Понизив голос до шепота, совершенно обескураженная Венис решила не отступаться.

— Я не понимаю твоего предубеждения против Нью-Йорка. У нас великолепные перспективы. Это реальный шанс выйти на мировой уровень, «Вог» обещал нам рекламу…

— Я уже говорил тебе на прошлой неделе, — прервал ее Освальд, — без моего согласия ты в Нью-Йорке ничего делать не будешь. Я считаю, что сейчас нам не нужен бизнес в Америке. Для нас это слишком накладно.

Венис покачала головой.

Она и представить себе не могла, что финансовые проблемы станут препятствием к осуществлению ее планов. Отец так неожиданно восстал против ее поездки, что поначалу она подумала, будто он просто поддался минутному дурному настроению. Но нет, все, оказывается, было куда хуже. Сейчас она всерьез жалела, что Джонатан имел такую существенную долю в ее предприятии. И теперь она досталась ее отцу.
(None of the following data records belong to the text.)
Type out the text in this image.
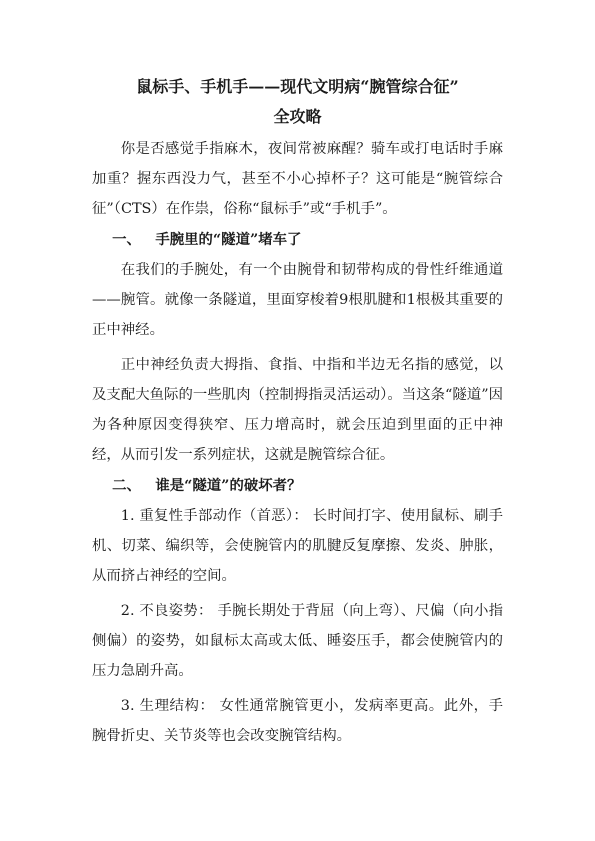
鼠标手、手机手——现代文明病“腕管综合征”

全攻略

你是否感觉手指麻木，夜间常被麻醒？骑车或打电话时手麻加重？握东西没力气，甚至不小心掉杯子？这可能是“腕管综合征”（CTS）在作祟，俗称“鼠标手”或“手机手”。

一、 手腕里的“隧道”堵车了

在我们的手腕处，有一个由腕骨和韧带构成的骨性纤维通道——腕管。就像一条隧道，里面穿梭着9根肌腱和1根极其重要的正中神经。

正中神经负责大拇指、食指、中指和半边无名指的感觉，以及支配大鱼际的一些肌肉（控制拇指灵活运动）。当这条“隧道”因为各种原因变得狭窄、压力增高时，就会压迫到里面的正中神经，从而引发一系列症状，这就是腕管综合征。

二、 谁是“隧道”的破坏者？

1. 重复性手部动作（首恶）： 长时间打字、使用鼠标、刷手机、切菜、编织等，会使腕管内的肌腱反复摩擦、发炎、肿胀，从而挤占神经的空间。

2. 不良姿势： 手腕长期处于背屈（向上弯）、尺偏（向小指侧偏）的姿势，如鼠标太高或太低、睡姿压手，都会使腕管内的压力急剧升高。

3. 生理结构： 女性通常腕管更小，发病率更高。此外，手腕骨折史、关节炎等也会改变腕管结构。
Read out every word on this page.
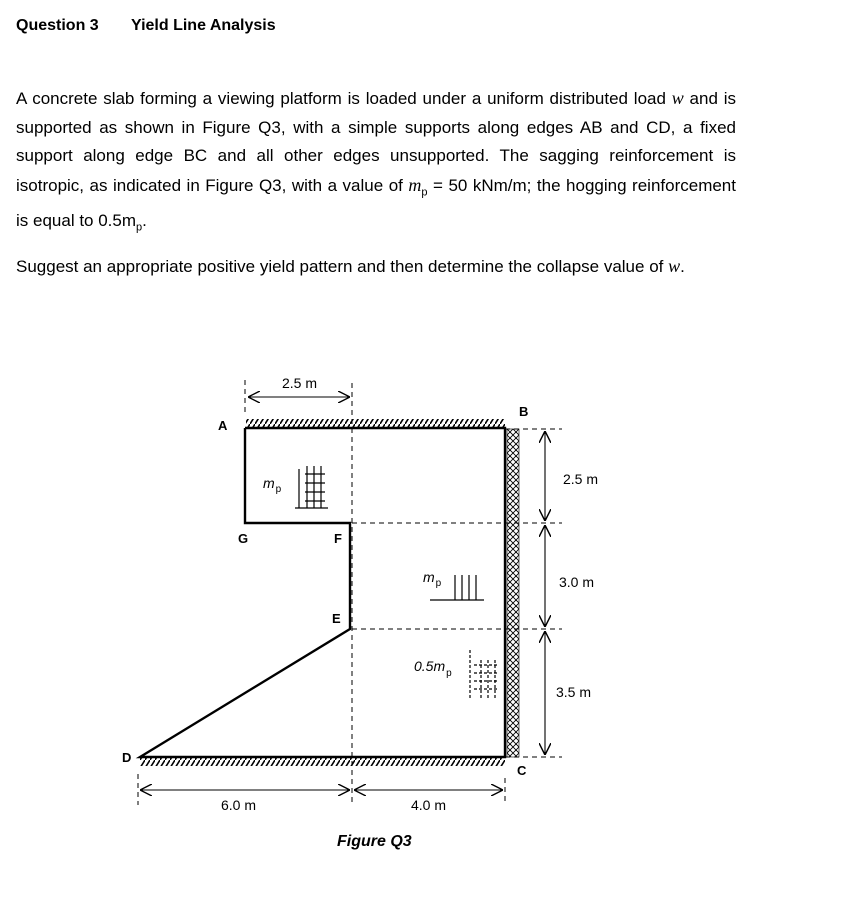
Question 3 Yield Line Analysis
A concrete slab forming a viewing platform is loaded under a uniform distributed load w and is supported as shown in Figure Q3, with a simple supports along edges AB and CD, a fixed support along edge BC and all other edges unsupported. The sagging reinforcement is isotropic, as indicated in Figure Q3, with a value of $m_p = 50$ kNm/m; the hogging reinforcement is equal to $0.5m_p$.
Suggest an appropriate positive yield pattern and then determine the collapse value of w.
A
B
C
D
E
F
G
2.5 m
2.5 m
3.0 m
3.5 m
6.0 m	4.0 m
$m_p$
$m_p$
$0.5m_p$
Figure Q3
Конечно, без денег мужа ей не удалось бы открыть свое дело, но сорок пять процентов акций после смерти Джонатана достались его брату, а тот перепродал их не Венис, а Освальду.

Если раньше она считала себя виноватой в смерти мужа, то сейчас стала проклинать его. Отдать свою долю брату — это самое худшее, что он мог сделать, потому что со Стефаном фон Бисмарком Венис никогда бы не смогла договориться. Когда она полетела в Вену, чтобы попытаться выкупить долю, Стефан сразу отказал ей. От встречи с ним у нее остались самые неприятные впечатления.